Первые дни я заслушивалась настолько, что забывала записывать, и чуть не сгорела со стыда, когда поддерживавшая государственное обвинение начальница отдела по надзору за КГБ Инесса Васильевна Катукова в судебном заседании громко сказала: «Неплохо бы пописать протокол!»
Мало того, что в зале разыгрывалась детективная интрига со всевозможными страстями (например, Серегина живописала, как она, выйдя замуж за финна и являясь любовницей международного афериста, влюбилась в ученого, коллекционировавшего антиквариат, вовлекла его в преступную деятельность, он обещал жениться на ней, когда не станет его жены, находившейся, по его словам, при смерти, а она все не умирала. Потом Серегина выяснила, что его жена была здоровее их всех вместе взятых. А он, спекулируя на чувствах мадам Сююлле, продавал ей антиквариат втридорога. И она безропотно платила, будучи ослеплена любовью, и даже дарила бедняжке «умирающей» через своего любовника кожаные пальто – чтобы скрасить той последние дни жизни и т. п. Или как оперативники рассказывали, что, придя на обыск к ученому, наложили арест на имущество и описали его шикарную коллекцию картин русских художников, в которую входил, в частности, бесценный этюд Шишкина. Снять коллекцию на видео сразу не догадались, а когда спохватились, пришли на квартиру и обнаружили вместо этюда великого художника детскую мазню, но строго соответствующего описи размера и имевшую в углу корявую надпись: «Шишкин. Цветы»), так еще и атмосфера в зале суда была просто пропитана изысканным духом искусства и искусствоведов, поскольку часть картин, явившихся предметами контрабанды, осматривалась в судебном заседании, и в суде каждый день присутствовали работники Эрмитажа и Русского музея, дававшие заключения о ценности картин. Насмотревшись и наслушавшись, я как-то пришла домой и решила атрибутировать картину, оставшуюся от бабушки и лежавшую на антресолях с незапамятных времен. Сняв с нее раму, чего не догадались сделать мои родители, я с трепетом прочитала скрывавшуюся под ней подпись: «Боголюбов, 1896».

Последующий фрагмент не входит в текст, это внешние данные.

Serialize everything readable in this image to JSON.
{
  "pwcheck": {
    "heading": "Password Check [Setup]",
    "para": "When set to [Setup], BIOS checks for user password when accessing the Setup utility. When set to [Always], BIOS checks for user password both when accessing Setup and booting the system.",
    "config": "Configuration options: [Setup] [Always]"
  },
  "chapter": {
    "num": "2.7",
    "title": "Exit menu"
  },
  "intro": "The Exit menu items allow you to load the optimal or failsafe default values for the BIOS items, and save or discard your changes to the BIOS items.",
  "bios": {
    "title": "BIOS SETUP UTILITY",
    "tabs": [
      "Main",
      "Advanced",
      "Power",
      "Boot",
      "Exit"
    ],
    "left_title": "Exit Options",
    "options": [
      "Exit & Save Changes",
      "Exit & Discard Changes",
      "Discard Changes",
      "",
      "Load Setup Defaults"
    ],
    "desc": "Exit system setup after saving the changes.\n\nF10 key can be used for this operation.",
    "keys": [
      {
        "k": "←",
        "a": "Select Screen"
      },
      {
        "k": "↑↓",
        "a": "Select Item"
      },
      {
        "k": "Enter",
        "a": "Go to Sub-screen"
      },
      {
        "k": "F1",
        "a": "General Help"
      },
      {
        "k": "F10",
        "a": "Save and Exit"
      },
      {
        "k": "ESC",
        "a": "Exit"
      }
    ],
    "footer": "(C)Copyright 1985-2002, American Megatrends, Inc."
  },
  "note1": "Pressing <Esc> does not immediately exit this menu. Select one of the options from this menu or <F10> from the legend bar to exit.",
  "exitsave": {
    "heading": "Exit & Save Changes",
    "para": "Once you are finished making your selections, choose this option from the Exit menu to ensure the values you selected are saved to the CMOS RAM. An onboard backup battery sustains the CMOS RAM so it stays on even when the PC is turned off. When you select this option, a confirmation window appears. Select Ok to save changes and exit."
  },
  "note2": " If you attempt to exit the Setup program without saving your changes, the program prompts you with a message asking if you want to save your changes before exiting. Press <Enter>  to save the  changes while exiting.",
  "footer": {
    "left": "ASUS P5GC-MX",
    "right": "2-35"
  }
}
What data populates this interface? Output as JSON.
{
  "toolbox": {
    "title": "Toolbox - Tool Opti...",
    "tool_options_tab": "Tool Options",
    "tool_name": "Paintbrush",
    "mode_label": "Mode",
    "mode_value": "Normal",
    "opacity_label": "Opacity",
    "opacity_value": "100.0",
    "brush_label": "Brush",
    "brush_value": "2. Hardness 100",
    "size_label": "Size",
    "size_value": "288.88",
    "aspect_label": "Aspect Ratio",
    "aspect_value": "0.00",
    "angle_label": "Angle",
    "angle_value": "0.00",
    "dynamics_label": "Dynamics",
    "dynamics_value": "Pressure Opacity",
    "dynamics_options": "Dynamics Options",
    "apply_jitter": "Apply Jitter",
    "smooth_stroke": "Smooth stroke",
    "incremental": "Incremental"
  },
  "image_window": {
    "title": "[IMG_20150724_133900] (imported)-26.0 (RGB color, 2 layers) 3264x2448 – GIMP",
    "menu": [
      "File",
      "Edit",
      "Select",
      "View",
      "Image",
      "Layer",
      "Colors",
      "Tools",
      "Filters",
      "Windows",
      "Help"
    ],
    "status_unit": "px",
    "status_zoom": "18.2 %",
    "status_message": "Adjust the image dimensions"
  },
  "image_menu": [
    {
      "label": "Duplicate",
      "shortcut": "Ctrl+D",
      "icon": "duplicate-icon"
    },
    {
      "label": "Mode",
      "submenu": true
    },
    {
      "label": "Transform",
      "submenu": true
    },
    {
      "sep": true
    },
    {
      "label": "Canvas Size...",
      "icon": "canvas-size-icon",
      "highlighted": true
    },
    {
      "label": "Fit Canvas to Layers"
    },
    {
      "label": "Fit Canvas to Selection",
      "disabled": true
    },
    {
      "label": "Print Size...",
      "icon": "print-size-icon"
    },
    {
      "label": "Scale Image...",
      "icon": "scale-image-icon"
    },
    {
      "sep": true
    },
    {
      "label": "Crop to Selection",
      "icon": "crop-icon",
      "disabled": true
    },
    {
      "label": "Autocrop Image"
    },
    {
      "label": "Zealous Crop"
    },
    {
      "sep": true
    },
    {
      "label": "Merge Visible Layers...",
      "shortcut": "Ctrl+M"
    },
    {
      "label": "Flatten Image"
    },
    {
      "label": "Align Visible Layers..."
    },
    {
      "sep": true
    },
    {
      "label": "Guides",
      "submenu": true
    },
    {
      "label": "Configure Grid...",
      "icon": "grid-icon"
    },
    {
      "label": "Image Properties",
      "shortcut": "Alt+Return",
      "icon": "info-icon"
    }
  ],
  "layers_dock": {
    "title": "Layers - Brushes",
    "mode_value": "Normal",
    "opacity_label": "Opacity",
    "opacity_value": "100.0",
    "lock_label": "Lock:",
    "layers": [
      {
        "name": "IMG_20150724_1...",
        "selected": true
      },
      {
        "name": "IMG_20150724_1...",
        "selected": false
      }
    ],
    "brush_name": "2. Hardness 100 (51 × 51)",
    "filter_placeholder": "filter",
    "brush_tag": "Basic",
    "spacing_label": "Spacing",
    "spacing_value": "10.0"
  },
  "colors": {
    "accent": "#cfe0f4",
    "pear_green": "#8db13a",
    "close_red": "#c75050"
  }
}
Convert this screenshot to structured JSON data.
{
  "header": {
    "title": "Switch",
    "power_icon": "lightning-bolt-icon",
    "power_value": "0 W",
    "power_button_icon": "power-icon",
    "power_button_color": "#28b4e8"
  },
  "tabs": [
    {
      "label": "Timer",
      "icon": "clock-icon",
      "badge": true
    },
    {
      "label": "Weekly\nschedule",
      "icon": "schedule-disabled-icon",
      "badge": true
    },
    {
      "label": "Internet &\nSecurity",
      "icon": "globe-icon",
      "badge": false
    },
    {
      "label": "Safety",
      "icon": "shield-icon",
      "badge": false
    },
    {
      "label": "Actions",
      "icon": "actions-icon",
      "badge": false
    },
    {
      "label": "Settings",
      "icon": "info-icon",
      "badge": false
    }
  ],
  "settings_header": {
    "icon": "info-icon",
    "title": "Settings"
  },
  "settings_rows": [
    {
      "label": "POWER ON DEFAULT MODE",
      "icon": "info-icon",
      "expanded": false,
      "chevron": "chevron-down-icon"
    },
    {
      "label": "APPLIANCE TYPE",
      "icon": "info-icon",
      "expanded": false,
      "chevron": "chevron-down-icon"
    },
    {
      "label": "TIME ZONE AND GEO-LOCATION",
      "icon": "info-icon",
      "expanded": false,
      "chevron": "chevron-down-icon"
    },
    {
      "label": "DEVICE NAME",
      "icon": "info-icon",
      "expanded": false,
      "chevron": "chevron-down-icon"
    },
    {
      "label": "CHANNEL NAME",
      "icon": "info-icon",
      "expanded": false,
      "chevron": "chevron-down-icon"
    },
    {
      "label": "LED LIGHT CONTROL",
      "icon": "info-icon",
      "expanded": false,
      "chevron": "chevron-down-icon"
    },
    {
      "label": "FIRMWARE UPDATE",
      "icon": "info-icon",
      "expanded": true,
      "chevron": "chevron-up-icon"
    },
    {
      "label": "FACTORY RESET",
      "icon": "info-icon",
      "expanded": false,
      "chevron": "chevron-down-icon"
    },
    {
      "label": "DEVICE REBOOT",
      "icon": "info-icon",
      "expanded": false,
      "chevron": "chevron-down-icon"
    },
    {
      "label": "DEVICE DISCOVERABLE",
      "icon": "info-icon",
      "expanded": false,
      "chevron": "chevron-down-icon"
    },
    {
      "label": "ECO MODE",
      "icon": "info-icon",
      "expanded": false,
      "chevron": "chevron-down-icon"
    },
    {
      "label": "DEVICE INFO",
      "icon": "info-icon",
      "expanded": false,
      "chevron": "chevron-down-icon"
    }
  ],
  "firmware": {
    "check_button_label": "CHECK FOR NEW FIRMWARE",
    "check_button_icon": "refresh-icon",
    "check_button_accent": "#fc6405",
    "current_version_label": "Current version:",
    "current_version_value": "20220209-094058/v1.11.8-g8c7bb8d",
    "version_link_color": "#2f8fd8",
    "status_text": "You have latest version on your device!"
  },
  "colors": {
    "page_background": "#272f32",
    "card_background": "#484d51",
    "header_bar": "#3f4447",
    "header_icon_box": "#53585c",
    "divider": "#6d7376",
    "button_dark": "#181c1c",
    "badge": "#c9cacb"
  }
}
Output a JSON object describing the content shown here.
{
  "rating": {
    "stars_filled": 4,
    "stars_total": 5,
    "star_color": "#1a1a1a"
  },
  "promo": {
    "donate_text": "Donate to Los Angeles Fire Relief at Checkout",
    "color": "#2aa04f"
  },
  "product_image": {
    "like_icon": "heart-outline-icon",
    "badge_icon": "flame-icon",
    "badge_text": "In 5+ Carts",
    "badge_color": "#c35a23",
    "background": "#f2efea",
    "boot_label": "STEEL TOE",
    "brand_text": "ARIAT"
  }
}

После этого картина была торжественно повешена на стену, а я гордилась возвращением наследия старшего поколения. Больше, к сожалению, из антиквариата мне от бабушки ничего не перепало, хотя была она дочерью дворецкого и кормилицы графа Воронцова-Дашкова (бабушка обязательно добавляла – «наместника Тифлиса»), и жили они очень обеспеченно, сами имели слуг, у каждой из двух дочерей графского дворецкого было по гувернантке, еще держали горничную и повара. Прадедушка – Сила Емельяныч – был неизменным наперсником графа в безумных кутежах, и бабуля рассказывала, что когда он пьяным возвращался домой, он имел обыкновение бить посуду, а моя прабабушка, Инна Михайловна, скандалов ему не устраивала, просто не велела убирать. Наутро, проспавшись и выйдя в «залу», где лежали горы осколков кузнецовского фарфора, Сила Емельянович посылал в лавку за двумя такими же сервизами, как разбитый. Для дочерей ничего не жалели, но держали в строгости. Как-то моя бабушка решила погадать в Крещенье (совсем по классику:
Раз в крещенский вечерок
Девушки гадали.
За ворота башмачок,
Сняв с ноги, бросали...)
Сняла она с ноги лакированный башмачок из модного обувного магазина Завидонского и бросила на дорогу. Его поднял мужчина, бабушка спросила: «Как ваше имя?» Он ответил: «Иван» и стал уходить вместе с башмачком. Бабушка крикнула: «Башмачок-то отдайте!», но он так и ушел с ее обувкой.
Бабушка была в ужасе: как рассказать об этом строгой матери? Да она со свету сживет, тем более что бабуля моя была нелюбимой дочкой, и матушка за отчаянный характер всегда прочила ей геенну огненную. Что делать?! Пришлось пойти к господину Завидовскому, упасть в ножки и рассказать всю правду. «Выручайте, господин Завидонский! Как мне в одном башмачке показаться на глаза Инне Михайловне?» Фабрикант вошел в положение и выручил постоянную клиентку – подобрал ей лаковый сапожок. Мать так ничего и не узнала.